I think the shortest way is actually the adjugate. Removing a row and a column of a non-zero element in the upper triangular yields a zero in the diagonal. QED.

 

[mathwonk]

if you want to show the inverse is also upper triangular, the determinant formula for the inverse seems nice as stated above.

if you want to try the linear map approach, it seems also easy by induction. i.e. T(e1) = ce1, since T(e1) depends only on ej with j ≤ 1. Hence applying T^-1 to both sides, e1 = T^-1(ce1), so T^-1(e1) = c^-1e1.
as desired,

Now T(e2) = ae1 + be2 by hypothesis, so again apply T^-1 to both sides and get e2 = aT^-1(e1) + bT^-1(e2), so solving for T^-1(e2) = (1/b)(e2 - aT^-1(e1)), which involves only e1 and e2...
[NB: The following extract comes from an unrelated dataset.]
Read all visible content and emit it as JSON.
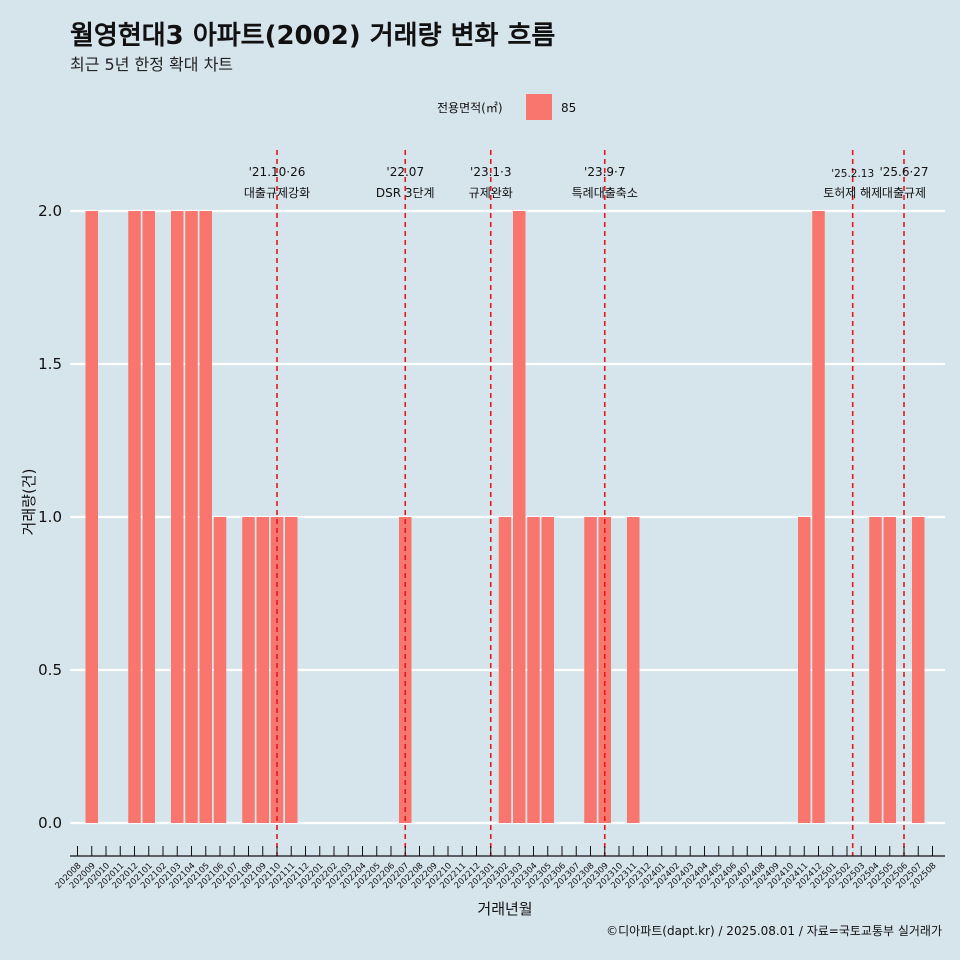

I.e. this inductive approach shows that T^-1(ej) is a linear combination of ej and of T^-1(ei) with i <j, hence since those latter vectors are linear combinations of ek with k ≤ i, by induction, we are done.

of course this uses the observation that an invertible upper triangular matrix has non zero entries on the diagonal.